CAMBRIDGE, MA – The catalog industry’s evolution over the past 20 years has forced marketers to give up much of the control over their businesses because of database marketing and the Internet, said Kevin Hillstrom, president of Mine that Data, in his keynote presentation the New England Mail Order Association’s spring conference.
Mr. Hillstrom, who previously worked at Lands’ End, Eddie Bauer and Nordstrom before starting his own consultancy, pointed to steps taken at Nordstrom to correct a failing catalog business.
When he started working there several years ago, the first task was to generate a profit from the catalog. The direct team succeeded in doing this by identifying products that worked well in the catalog and running them over and over. But this success didn’t last long.
“The more we tried to get the catalog to work, the more the products in the catalog would stray from what was in the store,” Mr. Hillstrom said. This caused a disconnect for customers who would see one selection of merchandise in the catalog and something different in the store.
In 2004, the company put together a multichannel task force and stopped putting out a traditional catalog vehicle. The catalog morphed into an advertising vehicle that reflected what was in the stores.
This is an example of how direct marketers are giving away control of their business, Mr. Hillstrom said. Thanks to database marketing, e-commerce and search marketing, marketers are offloading pieces of their business, and customers are taking greater control of how they get to brands.
To help marketers counter this trend, he suggested that direct marketers review different areas of the business by looking at their repurchase rates. Mr. Hillstrom called any category with 60 percent or more of its customers making repurchases on a regular basis as being in “retention mode.” If 40 to 60 percent of customers are purchasing every year, the category is said to be in “hybrid mode.” If less than 40 percent are purchasing on an annual basis it is in “acquisition mode.”

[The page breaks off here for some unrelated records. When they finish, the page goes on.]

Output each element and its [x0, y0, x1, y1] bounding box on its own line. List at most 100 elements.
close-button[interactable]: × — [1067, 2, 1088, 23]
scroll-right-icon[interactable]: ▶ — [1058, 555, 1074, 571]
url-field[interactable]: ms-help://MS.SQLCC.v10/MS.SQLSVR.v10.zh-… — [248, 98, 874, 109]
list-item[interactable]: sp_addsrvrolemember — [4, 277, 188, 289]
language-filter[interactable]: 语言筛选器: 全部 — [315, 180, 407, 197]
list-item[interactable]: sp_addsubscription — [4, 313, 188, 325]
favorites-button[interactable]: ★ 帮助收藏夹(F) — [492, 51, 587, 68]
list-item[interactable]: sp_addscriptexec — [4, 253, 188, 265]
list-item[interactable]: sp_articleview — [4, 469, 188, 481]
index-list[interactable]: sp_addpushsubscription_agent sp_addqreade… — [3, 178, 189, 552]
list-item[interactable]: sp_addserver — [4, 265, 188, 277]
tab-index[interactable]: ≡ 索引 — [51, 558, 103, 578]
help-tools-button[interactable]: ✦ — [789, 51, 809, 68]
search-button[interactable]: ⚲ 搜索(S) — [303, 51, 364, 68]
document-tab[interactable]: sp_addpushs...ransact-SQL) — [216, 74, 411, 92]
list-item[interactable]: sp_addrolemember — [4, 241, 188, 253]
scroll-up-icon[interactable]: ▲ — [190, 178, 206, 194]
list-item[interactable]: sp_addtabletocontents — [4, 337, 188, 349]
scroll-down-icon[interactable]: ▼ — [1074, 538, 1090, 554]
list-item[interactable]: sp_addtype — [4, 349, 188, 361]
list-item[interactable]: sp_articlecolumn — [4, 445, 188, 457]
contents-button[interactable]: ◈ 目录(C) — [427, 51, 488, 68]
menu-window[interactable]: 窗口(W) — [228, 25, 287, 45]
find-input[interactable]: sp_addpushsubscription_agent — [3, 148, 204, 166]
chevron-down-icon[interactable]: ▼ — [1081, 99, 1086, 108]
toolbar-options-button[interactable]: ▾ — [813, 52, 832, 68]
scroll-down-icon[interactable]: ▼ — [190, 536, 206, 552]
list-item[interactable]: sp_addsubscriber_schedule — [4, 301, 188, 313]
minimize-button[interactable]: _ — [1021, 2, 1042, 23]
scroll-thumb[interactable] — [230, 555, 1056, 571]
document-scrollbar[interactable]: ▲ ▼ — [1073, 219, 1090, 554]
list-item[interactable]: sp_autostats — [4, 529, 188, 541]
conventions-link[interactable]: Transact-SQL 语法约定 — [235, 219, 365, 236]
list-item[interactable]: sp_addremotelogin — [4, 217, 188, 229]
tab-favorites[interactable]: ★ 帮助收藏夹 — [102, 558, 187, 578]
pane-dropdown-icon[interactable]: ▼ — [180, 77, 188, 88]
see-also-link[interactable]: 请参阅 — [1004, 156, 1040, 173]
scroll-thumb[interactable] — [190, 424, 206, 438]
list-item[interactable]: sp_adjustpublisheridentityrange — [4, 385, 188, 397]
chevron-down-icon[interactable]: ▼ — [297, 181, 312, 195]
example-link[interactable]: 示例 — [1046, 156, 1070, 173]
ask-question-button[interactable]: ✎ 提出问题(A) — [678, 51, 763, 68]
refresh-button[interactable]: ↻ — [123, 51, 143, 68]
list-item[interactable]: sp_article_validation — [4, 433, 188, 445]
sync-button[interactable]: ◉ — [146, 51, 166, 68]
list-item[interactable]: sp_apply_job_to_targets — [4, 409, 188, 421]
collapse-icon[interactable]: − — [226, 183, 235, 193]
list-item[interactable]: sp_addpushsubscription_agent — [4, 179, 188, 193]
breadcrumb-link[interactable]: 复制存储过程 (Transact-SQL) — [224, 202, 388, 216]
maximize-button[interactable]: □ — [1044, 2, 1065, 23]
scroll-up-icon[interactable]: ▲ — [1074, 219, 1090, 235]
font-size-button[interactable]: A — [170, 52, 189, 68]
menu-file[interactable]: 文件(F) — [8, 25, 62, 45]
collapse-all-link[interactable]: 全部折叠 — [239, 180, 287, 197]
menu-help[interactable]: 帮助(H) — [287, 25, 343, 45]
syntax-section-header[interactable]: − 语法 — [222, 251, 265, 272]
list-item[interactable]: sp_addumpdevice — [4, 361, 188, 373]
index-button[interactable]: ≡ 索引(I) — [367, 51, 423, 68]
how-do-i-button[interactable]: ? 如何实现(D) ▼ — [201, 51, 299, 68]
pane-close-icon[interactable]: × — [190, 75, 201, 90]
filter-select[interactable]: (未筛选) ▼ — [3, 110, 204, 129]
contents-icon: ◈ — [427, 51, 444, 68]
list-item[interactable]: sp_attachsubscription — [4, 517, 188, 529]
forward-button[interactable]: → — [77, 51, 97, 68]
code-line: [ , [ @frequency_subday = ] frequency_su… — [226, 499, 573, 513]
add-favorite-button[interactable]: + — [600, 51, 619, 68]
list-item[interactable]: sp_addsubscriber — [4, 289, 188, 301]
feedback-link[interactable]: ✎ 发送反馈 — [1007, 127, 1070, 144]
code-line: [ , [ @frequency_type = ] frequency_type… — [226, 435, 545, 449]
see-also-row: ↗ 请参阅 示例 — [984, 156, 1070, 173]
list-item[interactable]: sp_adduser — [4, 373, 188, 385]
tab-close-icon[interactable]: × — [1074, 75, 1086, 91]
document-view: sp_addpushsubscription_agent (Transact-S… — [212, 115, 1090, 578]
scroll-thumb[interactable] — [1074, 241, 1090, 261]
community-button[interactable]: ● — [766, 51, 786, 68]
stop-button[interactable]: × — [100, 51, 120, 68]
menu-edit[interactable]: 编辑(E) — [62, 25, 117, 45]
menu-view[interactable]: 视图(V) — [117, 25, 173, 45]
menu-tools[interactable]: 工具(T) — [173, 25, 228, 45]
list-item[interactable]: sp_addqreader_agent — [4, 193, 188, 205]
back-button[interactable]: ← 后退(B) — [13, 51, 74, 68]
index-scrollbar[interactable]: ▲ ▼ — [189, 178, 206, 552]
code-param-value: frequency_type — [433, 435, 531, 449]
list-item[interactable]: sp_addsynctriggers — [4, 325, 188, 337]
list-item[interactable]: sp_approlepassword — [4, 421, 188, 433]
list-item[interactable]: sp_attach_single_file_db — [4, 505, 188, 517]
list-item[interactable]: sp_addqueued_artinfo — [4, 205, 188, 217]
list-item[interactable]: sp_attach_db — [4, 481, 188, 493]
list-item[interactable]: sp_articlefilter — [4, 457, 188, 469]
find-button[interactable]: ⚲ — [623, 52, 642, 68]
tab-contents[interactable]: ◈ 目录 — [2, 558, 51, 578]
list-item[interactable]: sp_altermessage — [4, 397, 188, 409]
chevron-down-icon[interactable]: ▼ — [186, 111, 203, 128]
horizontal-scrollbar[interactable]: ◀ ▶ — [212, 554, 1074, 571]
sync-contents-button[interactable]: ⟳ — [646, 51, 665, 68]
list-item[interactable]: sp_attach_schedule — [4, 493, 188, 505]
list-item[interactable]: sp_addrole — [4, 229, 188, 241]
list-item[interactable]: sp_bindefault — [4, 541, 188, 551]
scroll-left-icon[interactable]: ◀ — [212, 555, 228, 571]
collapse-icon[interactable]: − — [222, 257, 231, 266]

Next, he said it was important to look at a customer’s “migration mode,” meaning their next likely action once they make a purchase. A category is in “isolation mode” if the buyers are loyal to that product, brand or channel, “equilibrium mode” if they tend to shop different channels and “transfer mode” if the customers are likely to switch to another channel.
At Nordstrom, they found that customers who bought online would most likely go to a store next. “This is a challenge if you’re trying to build an online business,” Mr. Hillstrom said.
As a result, Nordstrom was able to assign an acquisition and transfer strategy to its online business and a retention and isolation strategy to its stores.